As time goes by, on nights of the waning moon, Wain drifts into a dream world where he manages to first observe a marble city of towers and walls and domes. Within time, on clouded nights where he manages to sleep, he shifts from an observer to a living participant of this city named Olathoë which is under siege from a race of yellow fiends named Inutos.
Charles Wain being a feeble man given to fainting, is denied a position upon the warriors of the city. As such he's sent to keep vigil from the watch-tower. Fatigued and under a slumber spell from the pole star, he drifts into sleep, only to wake to a world he no longer recognizes as real. He begs to be woken to warn of the impending invasion in the otherworld he now recognizes as the real but is trapped in the world he no longer recognizes as his own.
We are introduced to this alternate dream world, which the main character ends up identifying as more real than the alleged real world.
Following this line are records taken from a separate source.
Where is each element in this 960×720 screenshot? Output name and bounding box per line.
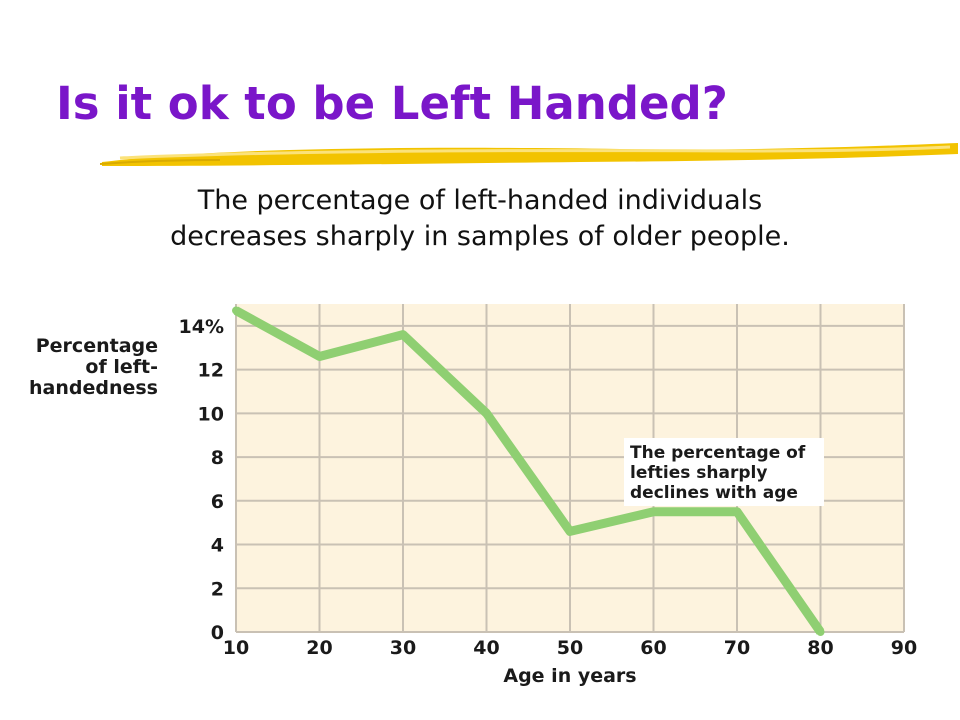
x-tick-label-40: 40 [473, 637, 499, 659]
y-axis-label-line-2: of left- [85, 356, 158, 378]
data-point-40 [482, 409, 491, 418]
data-point-80 [816, 628, 825, 636]
annotation-line-2: lefties sharply [630, 463, 767, 483]
annotation-line-1: The percentage of [630, 443, 806, 463]
x-tick-label-90: 90 [891, 637, 917, 659]
y-tick-label-2: 2 [211, 578, 224, 600]
data-point-30 [399, 330, 407, 339]
data-point-60 [649, 507, 658, 516]
x-tick-label-20: 20 [306, 637, 332, 659]
x-tick-label-60: 60 [640, 637, 666, 659]
y-tick-label-8: 8 [211, 447, 224, 469]
left-handedness-line-chart: 0 2 4 6 8 10 12 14% 10 20 30 40 50 60 70 80 90 Percentage… [29, 304, 917, 687]
series-line-0 [233, 306, 825, 635]
data-point-70 [733, 507, 741, 516]
x-tick-label-30: 30 [390, 637, 416, 659]
annotation-box [624, 438, 824, 506]
data-point-10 [232, 306, 240, 315]
y-tick-label-4: 4 [211, 535, 224, 557]
subtitle-line-2: decreases sharply in samples of older pe… [170, 221, 790, 252]
y-tick-label-14: 14% [179, 316, 224, 338]
y-tick-label-12: 12 [198, 360, 224, 382]
y-tick-label-10: 10 [198, 403, 224, 425]
y-tick-label-6: 6 [211, 491, 224, 513]
title-underline-stroke [100, 143, 958, 166]
x-tick-label-70: 70 [724, 637, 750, 659]
slide-title: Is it ok to be Left Handed? [56, 77, 728, 130]
y-tick-label-0: 0 [211, 622, 224, 644]
y-axis-label-line-3: handedness [29, 377, 158, 399]
x-tick-label-10: 10 [223, 637, 249, 659]
x-tick-label-80: 80 [807, 637, 833, 659]
subtitle-line-1: The percentage of left-handed individual… [197, 185, 763, 216]
x-tick-label-50: 50 [557, 637, 583, 659]
annotation-line-3: declines with age [630, 483, 798, 503]
x-axis-label: Age in years [503, 665, 636, 687]
y-axis-label-line-1: Percentage [36, 335, 158, 357]
data-point-20 [315, 352, 324, 361]
data-point-50 [566, 527, 574, 536]
stroke-highlight [119, 145, 951, 160]
stroke-tail [100, 159, 221, 165]
slide-subtitle: The percentage of left-handed individual… [60, 183, 900, 255]
stroke-main [102, 143, 958, 166]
Charles Wain has quite some resemblances to Lovecraft, being a frail man with a feeling of uselessness in battle much as Lovecraft himself did for being unable to participate in World War I.
We are also hinted that this alternate dimension existed in times of old and is not synchronous with current earthly events. This is important to distance the dream world both in space and time, though the two seem to clash and fuse during small periods of time. This is also a world at war with a harsh environment with advancing ice-sheet that forces its inhabitants to move and battle for safe territory and survival.